A Deed in Lieu of foreclosure (DIL) is an option in which a mortgagor (or a home owner) voluntarily deeds the subject property to the lender in exchange for a release from all obligations under the mortgage. A DIL of foreclosure might not be accepted from mortgagors who can financially make their mortgage payments. Often times, this can be as damaging to your credit as a foreclosure and should be considered a last resort (in most cases)
"there are several disadvantages to a deed in lieu, most importantly, it is almost as bad on your credit as a foreclosure or bankruptcy, a short sale can be viewed as a much better option in terms of your credit
"it is considerably more difficult to qualify for a deed in lieu if you have a 2nd, 3rd..mortgage
What are the benefits of a deed in lieu?
Many believe that a deed in lieu of foreclosure looks better on your credit report than does a foreclosure or bankruptcy. In addition, unlike in the short sale situation, you do not necessarily have to take responsibility for selling your house (you may end up simply handing over title and then letting the lender sell the house).
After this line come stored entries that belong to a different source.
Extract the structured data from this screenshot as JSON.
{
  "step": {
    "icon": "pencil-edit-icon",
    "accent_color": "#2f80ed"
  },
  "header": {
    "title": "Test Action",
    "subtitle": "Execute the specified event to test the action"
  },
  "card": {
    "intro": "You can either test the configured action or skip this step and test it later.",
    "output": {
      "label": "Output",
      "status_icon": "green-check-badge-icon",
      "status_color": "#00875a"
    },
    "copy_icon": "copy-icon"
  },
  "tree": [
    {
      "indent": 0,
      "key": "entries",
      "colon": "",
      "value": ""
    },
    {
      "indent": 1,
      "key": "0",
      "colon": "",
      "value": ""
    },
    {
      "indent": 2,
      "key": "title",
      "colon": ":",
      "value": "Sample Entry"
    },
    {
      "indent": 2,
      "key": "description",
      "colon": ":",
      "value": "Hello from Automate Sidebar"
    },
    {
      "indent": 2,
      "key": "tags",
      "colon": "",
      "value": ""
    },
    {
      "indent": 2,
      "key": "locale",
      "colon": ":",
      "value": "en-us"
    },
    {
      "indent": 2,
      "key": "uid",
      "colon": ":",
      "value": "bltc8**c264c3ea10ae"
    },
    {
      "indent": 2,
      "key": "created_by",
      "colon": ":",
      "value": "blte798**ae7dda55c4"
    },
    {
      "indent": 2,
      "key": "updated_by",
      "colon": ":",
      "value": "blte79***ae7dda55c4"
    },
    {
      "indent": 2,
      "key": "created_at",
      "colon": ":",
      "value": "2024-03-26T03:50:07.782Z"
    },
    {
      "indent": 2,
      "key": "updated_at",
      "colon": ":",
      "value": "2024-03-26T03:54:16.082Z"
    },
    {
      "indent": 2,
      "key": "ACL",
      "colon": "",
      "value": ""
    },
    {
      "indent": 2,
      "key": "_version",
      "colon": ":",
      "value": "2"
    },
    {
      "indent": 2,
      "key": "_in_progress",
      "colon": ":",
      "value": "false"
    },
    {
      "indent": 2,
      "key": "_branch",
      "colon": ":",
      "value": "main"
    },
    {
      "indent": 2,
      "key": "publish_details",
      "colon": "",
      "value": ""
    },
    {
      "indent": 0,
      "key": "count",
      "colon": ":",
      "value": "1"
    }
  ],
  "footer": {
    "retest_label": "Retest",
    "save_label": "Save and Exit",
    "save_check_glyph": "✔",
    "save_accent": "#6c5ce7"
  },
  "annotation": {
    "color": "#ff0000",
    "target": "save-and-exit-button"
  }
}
Are there disadvantages to a deed in lieu?
There are several disadvantages to a deed in lieu. If you have second or third mortgages, home equity loans, or tax liens against your property, you probably cannot qualify for a deed in lieu.
In addition, getting a lender to accept a deed in lieu of foreclosure is difficult in the current market. Banks are not in the real estate business, most lenders want cash, not real estate -- especially if they own hundreds of other foreclosed properties which is a likely scenario these days. On the other hand, the bank might think it better to accept a deed in lieu rather than drag out the lengthy foreclosure process and incur more expenses. Beware of tax consequences; a deed in lieu may generate unwelcome taxable income based on the amount of your "forgiven debt."